Mary Kenagy is the managing editor of Image. A Seattle native, she graduated from Stanford University and has an MFA from Arizona State. Her work has appeared in Beloit Fiction Journal.
Janine Langan is professor emerita at the University of Toronto, where she founded and developed the degree-granting Christianity and Culture Program, which "insures access to the Christian fact, past and present, in a scholarly setting." She has published widely in Communio and other journals, and lectures world-wide.
Christine Lehner's novel, Expecting, was published by New Directions. Her stories have appeared in New Directions anthologies, Agni Review, North American Review, Chelsea, and Image.
Larry Lockridge, professor of English at New York University, has written on aesthetics in Coleridge the Moralist (Cornell) and The Ethics of Romanticism (Cambridge). His biography of his father, Shade of the Raintree: The Life and Death of Ross Lockridge, Jr., Author of Raintree County (Viking Penguin), received the MidAmerica Award.
Robert Manaster lives and works in Champaign, Illinois. His poetry has appeared in Many Mountains Moving, JUDAISM, and Wisconsin Review. He has been a finalist in the Nicholas Roerich Poetry Competition (Story Line) and the Headwaters Literary Competition (New Rivers).
Jean-Luc Marion is professor of philosopy at the University of Paris, Nanterre, and teaches part of the year at the University of Chicago. His work proposes new approaches to theology, beyond post-modern challenges and the liberal-conservative impasse. His English titles include God Without Being (Chicago), The Idol and Distance (Fordham), and Reduction and Givenness (Northwestern), which received the Grand Prix du Philosophie du l'Académie Française.
John McAndrew is a poet and diocesan priest serving Saint Angela Merici Chruch in Brea, California. In addition to regular parish duties, he directs retreats and workshops.

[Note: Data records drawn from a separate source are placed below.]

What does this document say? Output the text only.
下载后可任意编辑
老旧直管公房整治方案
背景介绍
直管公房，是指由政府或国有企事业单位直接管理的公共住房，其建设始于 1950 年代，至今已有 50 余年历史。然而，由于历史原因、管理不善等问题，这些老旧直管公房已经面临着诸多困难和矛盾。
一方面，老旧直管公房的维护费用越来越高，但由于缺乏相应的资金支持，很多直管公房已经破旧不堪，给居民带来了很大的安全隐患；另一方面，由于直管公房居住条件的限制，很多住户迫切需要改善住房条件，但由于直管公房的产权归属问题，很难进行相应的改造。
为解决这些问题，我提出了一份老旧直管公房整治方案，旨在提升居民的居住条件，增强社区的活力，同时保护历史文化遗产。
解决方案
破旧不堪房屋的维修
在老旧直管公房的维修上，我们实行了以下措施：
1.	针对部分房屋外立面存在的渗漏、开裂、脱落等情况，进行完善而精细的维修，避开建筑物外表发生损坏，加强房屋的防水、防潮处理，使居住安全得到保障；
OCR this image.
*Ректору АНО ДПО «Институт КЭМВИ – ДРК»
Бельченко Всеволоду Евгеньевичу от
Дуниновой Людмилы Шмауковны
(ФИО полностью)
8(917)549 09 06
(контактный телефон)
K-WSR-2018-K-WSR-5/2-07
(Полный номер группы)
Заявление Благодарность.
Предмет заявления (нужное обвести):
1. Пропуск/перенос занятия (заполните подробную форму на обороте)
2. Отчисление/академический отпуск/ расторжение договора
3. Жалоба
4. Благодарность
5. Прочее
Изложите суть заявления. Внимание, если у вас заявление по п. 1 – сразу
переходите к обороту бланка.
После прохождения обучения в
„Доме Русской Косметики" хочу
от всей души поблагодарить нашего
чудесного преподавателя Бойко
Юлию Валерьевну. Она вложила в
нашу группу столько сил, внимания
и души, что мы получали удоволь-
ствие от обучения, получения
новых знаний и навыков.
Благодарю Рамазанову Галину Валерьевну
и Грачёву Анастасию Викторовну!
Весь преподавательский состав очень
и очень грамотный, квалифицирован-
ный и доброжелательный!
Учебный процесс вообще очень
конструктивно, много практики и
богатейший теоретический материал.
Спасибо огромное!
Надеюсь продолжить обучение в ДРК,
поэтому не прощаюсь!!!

His poetry is published here for the first time.
Walt McDonald was an Air Force pilot and now teaches writing at Texas Tech. His books include Blessings the Body Gave (Ohio State), Counting Survivors (Pittsburgh), and Night Landings (Harper & Row). His poems have appeared in American Poetry Review, The Atlantic Monthly, and Kenyon Review. In March 2000, Christianity and Literature published a special issue on his work.
Erin McGraw's work has recently appeared in The Gettysburg Review, The Southern Review, and The Georgia Review. A new novel, The Baby Tree, will be published in the fall of 2001. She has received Yaddo and Wallace Stegner Fellowships, an Ohio Arts Council Individual Artist Grant, and the Pushcart Prize. She serves as associate professor of English at the University of Cincinnati.
Eugene Peterson is professor emeritus of theology at Regent College in Vancouver, British Columbia. His books include The Message (NavPress), A Long Obedience in the Same Direction (InterVarsity), and Eat this Book: The Holy Community at Table with Holy Scripture (Regent).
Brooks Williams is a singer/songwriter whose CDs include Hundred Year Shadow, Knife Edge, Ring Some Changes (a collection of instrumental duets with Jim Henry), Seven Sisters, and the recently released instrumental, Little Lion. His song "All That Is Gold" (based on a poem by J.R.R. Tolkien) was nominated for Indie Song of the Year in 1993 by the BMA.
Lisa Yanover's poetry has previously appeared in Image, The Prairie Schooner Anthology of Contemporary Jewish-American Literature, and Hayden's Ferry Review. A native of northern California, she has lived in Ohio, Israel, and Texas, and is currently back in California completing a doctorate in creative writing and literature through the University of Houston.